A notícia discreta desta semana levantou de novo a possibilidade de os jovens aos 16 anos poderem exercer o direito de voto. A questão nunca foi discutida de forma séria e envolvente. Na Europa, poucas são as experiências assumidas. Áustria faz o pleno permitindo o exercício de voto em todos os atos eleitorais e na Alemanha, há apenas alguns estados onde é permita, mas limitada na sua maioria, às eleições municipais. E é exatamente aqui que esta questão devia ser levantada: faz sentido Portugal antecipar o voto naquelas que são as eleições em que os eleitores se sentem mais próximos dos eleitos? – A favor, pode-se argumentar que esta é a idade da “generosidade e dos ideais” (pediatra Mário Cordeiro), um período em que a solidariedade, o sentido de justiça e a vontade de querer mudar alguma coisa, tornam os jovens propícios à participação cívica. Contra: sabemos bem o que se passa com o voto dos jovens entre os 18 e os 30 anos. Uma grande maioria não vota, quando muito fá-lo numa eleição, mas não em todas. Porquê então alargar este voto? Abrir a possibilidade de acrescentar abstenção à abstenção não é boa para a democracia. A participação quase ridícula dos jovens em atos similares como as eleições para as associações estudantis no secundário e universidades, mostra bem que há ainda muito trabalho a fazer para motivar a juventude a assumir as suas responsabilidades.
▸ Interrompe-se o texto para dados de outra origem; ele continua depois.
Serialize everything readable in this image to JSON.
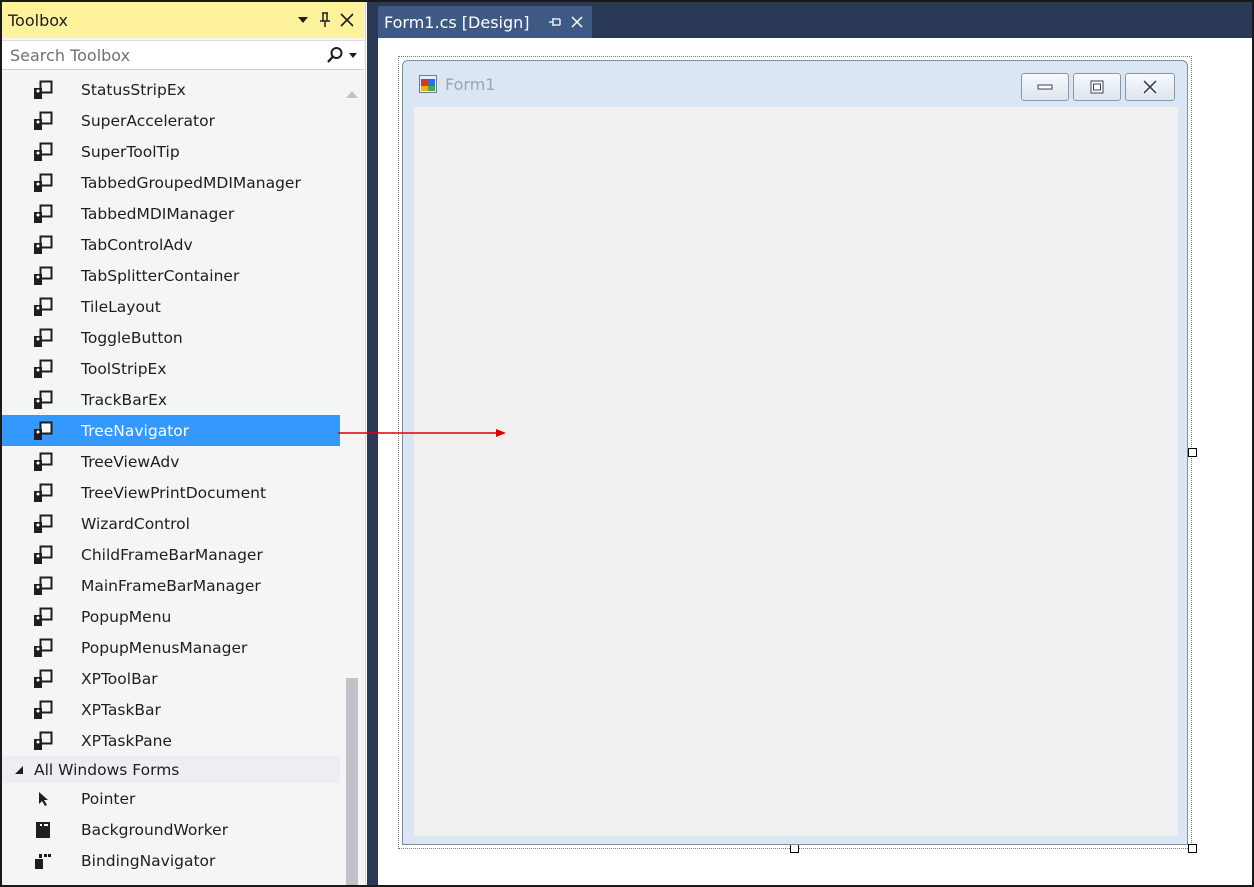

Os orçamentos participativos são outro bom exemplo e amostras de sucesso na mobilização para esta oportunidade de escolher uma obra ou serviço, são poucas.
O que parece estar a contaminar esta incapacidade de assunção de responsabilidades cívicas entronca na perceção da realidade que leva a juventude de forma geral a considerar inútil o seu voto, seja pelo desinteresse causado pelos candidatos e pela sua linguagem, seja pela fraca comunicação intergeracional que acaba por dar o mau exemplo, ao não exercer o seu direito de voto. Mas há mais: a denúncia do General Ramalho Eanes sobre um dos erros cometidos pelos fazedores do 25 de Abril (não houve aposta no exercício para a Cidadania), e a panóplia de maus exemplos de governação, seja nas políticas para a juventude, seja nas escolhas erradas de obras e serviços, seja pelos atos contínuos de corrupção e falta de transparência que, infelizmente, continuam a aniquilar qualquer esforço que se faça para inverter esta apatia generalizada, mostram bem que a tarefa é hercúlea As próximas eleições autárquicas são um bom teste para a governação 5.0 que quer atrair o poder de inovar e de criar da juventude mas estes, na verdade, estão apenas interessados no negócio. Viram as costas à política, não querem saber dos partidos para nada e são pragmáticos na hora de descartar responsabilidades para o exercício político. São voluntários, solidários e atentos às oportunidades, mas é só.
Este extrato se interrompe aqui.